Con el paso del tiempo las cosas habían mejorado un poco, sobre todo después de llegarle las primeras cartas de Fonso. Le costaba un poco leerlas porque no había hecho más que quinto de primaria, pero no quería que nadie la ayudase, porque eran cosa suya y algo que solo les incumbía a ella y a su prometido.
Rosina comenzó a llevarla al mercado a hacer la compra. Verlo era algo que dejaba sin habla. Allí cada día era como en el pueblo para la fiesta de la Virgen, un desfile de tenderetes de todos los colores que daban la vuelta a la plaza y que vendían de todo: piezas de tela, blusas, bolsos, chaquetas y pantalones, ropa blanca, pero también fruta y verdura que daba gusto verla. No había una manzana o pera que tuviera una señal, todas eran tan perfectas que una parecía la otra. Y además habían ido de paseo a la plaza mayor, donde había visto unos hombres de mármol altos como una casa y desnudos como Dios los trajo al mundo. Maria miraba hacia otra parte porque se avergonzaba y Rosina le tomaba el pelo:
—Pero ¡qué tonta, si no son más que piezas de mármol, no hombres de verdad!
—Pero ¿por qué no les ponen unos pantalones? —preguntaba Maria.
Rosina se había echado a reír y un señor que pasaba cerca había dicho con su acento florentino:
—¡Oh, oye tú a esta, quiere ponerle calzones al David de Miguel Ángel!
Rosina había tratado de explicarle que si los grandes artistas habían hecho las estatuas desnudas era porque debía de haber una razón, y que si les hubieran puesto pantalones habrían hecho un ridículo espantoso, pero ella no obedecía a razones.
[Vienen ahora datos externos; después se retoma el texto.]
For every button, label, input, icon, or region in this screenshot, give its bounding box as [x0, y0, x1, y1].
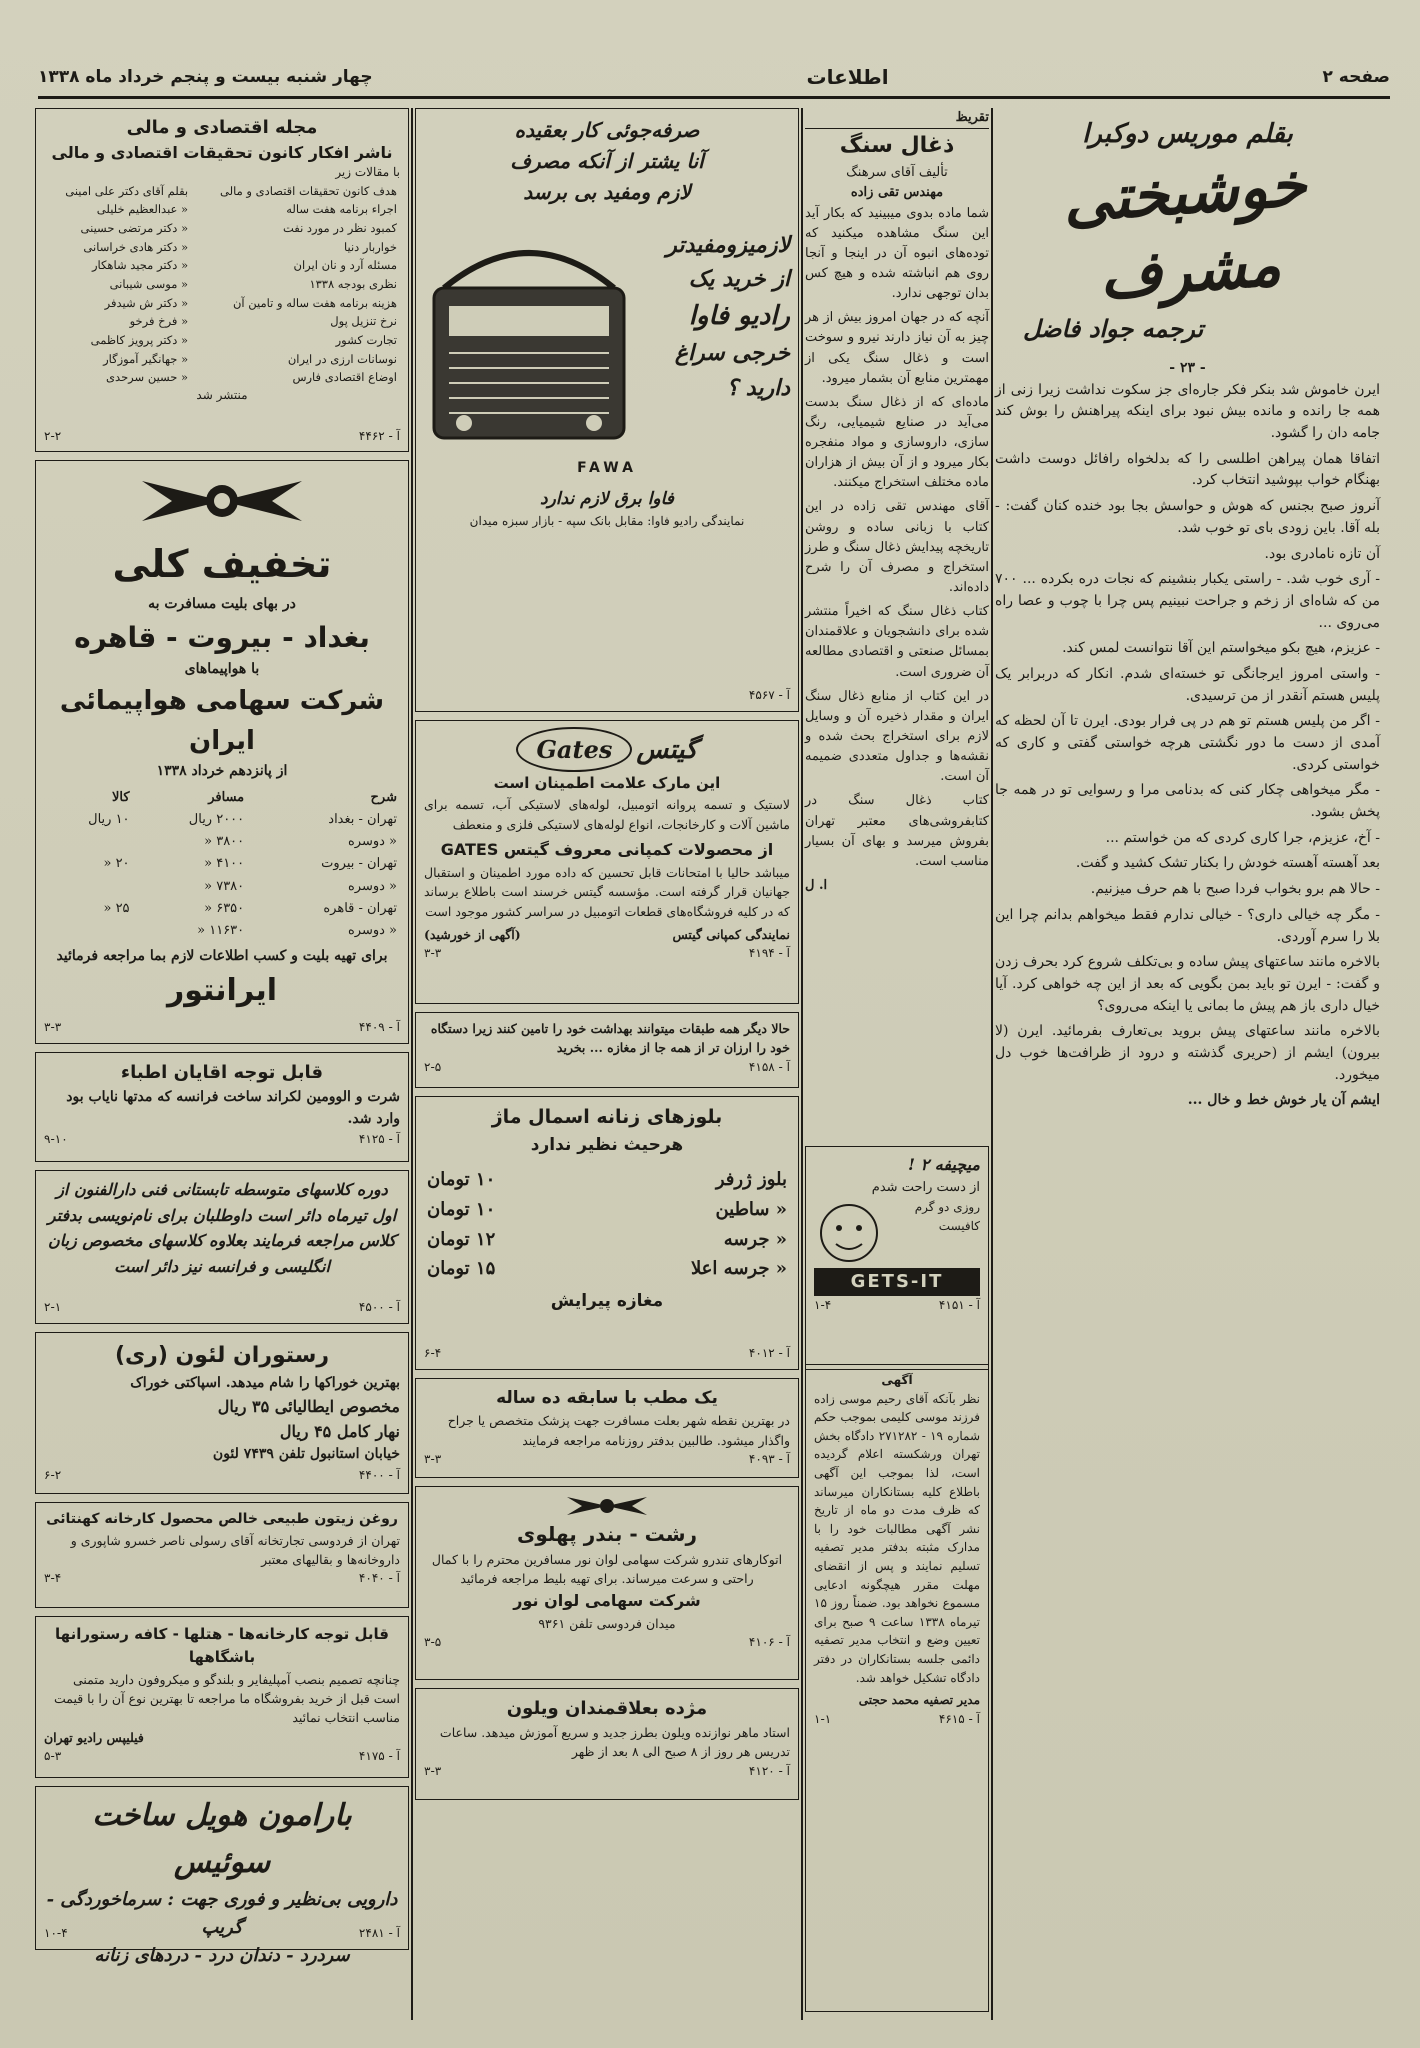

Poco a poco comenzaba a comprender, sin embargo, que el lugar en el que se encontraba era distinto de cualquier otro que hubiera visto y que había algo de mágico en aquellas calles y torres y campanarios, y en aquel río en el que hacia el anochecer se reflejaban las luces de las casas y temblaban y brillaban en las olas como piedras preciosas. A veces iban a ver la puesta de sol, otras veces también las estrellas y la luna y a escuchar las campanas que, al unísono, como en un coro, tocaban al avemaría.
La hermana la había llevado también a ver la catedral, que era la iglesia más importante de la ciudad. Pero también allí había pinturas de hombres y mujeres desnudos, cosa que le parecía un escándalo dentro de una iglesia.
—En presencia de Dios se va desnudo como se nació. No quiero de ninguna manera que les pongan calzones —respondió la hermana—. Y además esos están ya condenados, están en el infierno. ¿Ves a esa mujer de ahí con un diablo que le mete un tizón encendido en sus partes? Es porque en vida se comportó como una ramera. ¿Y ese otro diablo de ahí que se lo mete en el trasero a ese hombre? Sí, ese de más a la derecha: se ve que era de esos que…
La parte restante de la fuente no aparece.